Our History

In the summer of 2014, at the height of history’s deadliest Ebola outbreak, the government of Sierra Leone reached out to PIH for urgent support in responding. At the time, PIH leadership and clinicians had no experience treating the virus, nor did we work in West Africa. Despite that, late PIH Co-founder Dr. Paul Farmer knew PIH’s then decades-long experience in battling infectious diseases globally could help end the Ebola epidemic.
In October 2014, PIH’s work began Sierra Leone.
Anticipating many challenges, we were fueled by a simple belief: health care is a human right. We also knew that Ebola’s rapid spread and deep impact were symptoms of weak health systems shaped by decades of injustice: colonialism, the trans-Atlantic slave trade, and civil war, to name a few, in both countries.
“Across West Africa, weak health systems are a legacy of colonial rule, which, promises and propaganda aside, knew few successes in public health—and almost none in providing medical care for the natives,”
Dr. Paul Farmer wrote in Fevers, Feuds, and Diamonds: Ebola and the Ravages of History.
Such injustices allowed the West Africa Ebola outbreak to become the largest and deadliest in recorded history—with more than 28,000 people sickened and 11,000 deaths.
PIH began treating patients in collaboration with the Ministry of Health. The aftermath of the decade-long war was present in Port Loko and Kono Districts—where PIH was invited to provide care and support out of Ebola Treatment Units (ETUs) and existing health facilities.
As the death toll rose, international response remained slow and inadequate. Farmer and other PIH leaders knew they needed to act fast. First step: recruit staff.
Nurse Cheedy was born in Sierra Leone but lives and works in the US. He returned to Sierra Leone with the PIH Ebola response team to treat patients in the Ebola Treatment Unit.
Rebecca Rollins / PIH
“We had clinicians from Haiti who were there helping us. People in Mexico and Peru, who this wasn’t impacting them, but they were in solidarity to people who were suffering and knew that’s what we did best. Even if they couldn’t go, they were supporting behind the scenes to take care of other things,” says PIH CEO Dr. Sheila Davis, who served then as chief of Ebola response.
“It was never a question that we should go and that everyone would pick up the slack,” adds Davis, “as many staff were needed immediately to provide logistics, operational, and on-the-ground support.”
In the months ahead, PIH trained and deployed 200 volunteer clinicians from the United States and hired community health workers (CHWs) and support staff across Sierra Leone.
Long-Term Health System Strengthening
Nurses, doctors, CHWs, and other staff were working across the country, night and day, doing whatever it took to get patients well again. As Ebola ravaged through communities, killing hundreds of health care workers, those who survived remained committed to providing services.

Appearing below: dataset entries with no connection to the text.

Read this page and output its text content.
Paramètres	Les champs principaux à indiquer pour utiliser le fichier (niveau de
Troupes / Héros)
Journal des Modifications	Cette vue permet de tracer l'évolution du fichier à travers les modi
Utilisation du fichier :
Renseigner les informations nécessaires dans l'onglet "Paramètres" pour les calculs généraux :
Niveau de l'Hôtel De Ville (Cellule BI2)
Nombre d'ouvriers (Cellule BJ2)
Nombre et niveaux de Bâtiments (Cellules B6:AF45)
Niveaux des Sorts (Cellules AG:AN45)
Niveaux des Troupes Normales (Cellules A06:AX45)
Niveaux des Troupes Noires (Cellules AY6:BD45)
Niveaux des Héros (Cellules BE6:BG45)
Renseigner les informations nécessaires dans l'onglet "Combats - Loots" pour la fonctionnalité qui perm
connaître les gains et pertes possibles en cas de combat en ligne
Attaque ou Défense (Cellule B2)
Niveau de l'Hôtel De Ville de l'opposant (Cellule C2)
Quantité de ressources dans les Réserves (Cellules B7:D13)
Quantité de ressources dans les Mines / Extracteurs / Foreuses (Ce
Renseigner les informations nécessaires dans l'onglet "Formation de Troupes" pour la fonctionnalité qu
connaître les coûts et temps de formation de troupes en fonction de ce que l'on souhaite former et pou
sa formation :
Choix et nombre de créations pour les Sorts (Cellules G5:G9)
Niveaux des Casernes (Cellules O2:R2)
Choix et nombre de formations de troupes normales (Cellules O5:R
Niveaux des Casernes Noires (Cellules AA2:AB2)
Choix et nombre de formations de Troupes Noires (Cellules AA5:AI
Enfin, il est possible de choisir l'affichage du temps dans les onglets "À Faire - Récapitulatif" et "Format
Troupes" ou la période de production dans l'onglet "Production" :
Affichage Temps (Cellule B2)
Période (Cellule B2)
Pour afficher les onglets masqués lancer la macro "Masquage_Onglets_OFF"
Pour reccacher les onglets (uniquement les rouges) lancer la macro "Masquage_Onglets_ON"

Partners In Health clinicians prepare to receive patients during the night shift at the Maforki Ebola Treatment Center triage area.
Rebecca Rollins / PIH
PIH-trained clinicians rotated in long shifts through ETUs in the capital of Freetown and more remote Port Loko and Kono districts. They focused on finding quicker ways to provide rapid rehydration to patients—key to treating a disease like Ebola—and moved from oral solutions to IVs. It was a risky move for caregivers, given transmission was through contact with contaminated fluids like blood, but it was lifesaving for many. All told, roughly 4,000 survivors left PIH-supported ETUs and returned home.
At Port Loko, each survivor who left the facility tied a ribbon made of local fabric to what became known as the “Survivor Tree.” The tree, now several meters tall, stands there, with remnants of fabric clinging to the highest branches. Many survivors still work for PIH Sierra Leone today, a decade later.
The ‘survivor’s tree’ outside of the Maforki Ebola Treatment Unit.
Rebecca Rollins / PIH
Committed to long-term health system strengthening, PIH remains in Sierra Leone. PIH believed staying was the morally right decision, the best way to prevent future outbreaks, and the means to rebuilding the local health system. True to our mission, PIH made an open-ended commitment to Sierra Leone, partnering with the Ministry of Health to strengthen the country’s overall health system.
Over the past 10 years, PIH has worked with government partners to strengthen key elements known as the “five S’s”: staff, stuff, space, systems, and social support. With significant improvements in each area, health systems have become more reliable and resilient across Sierra Leone.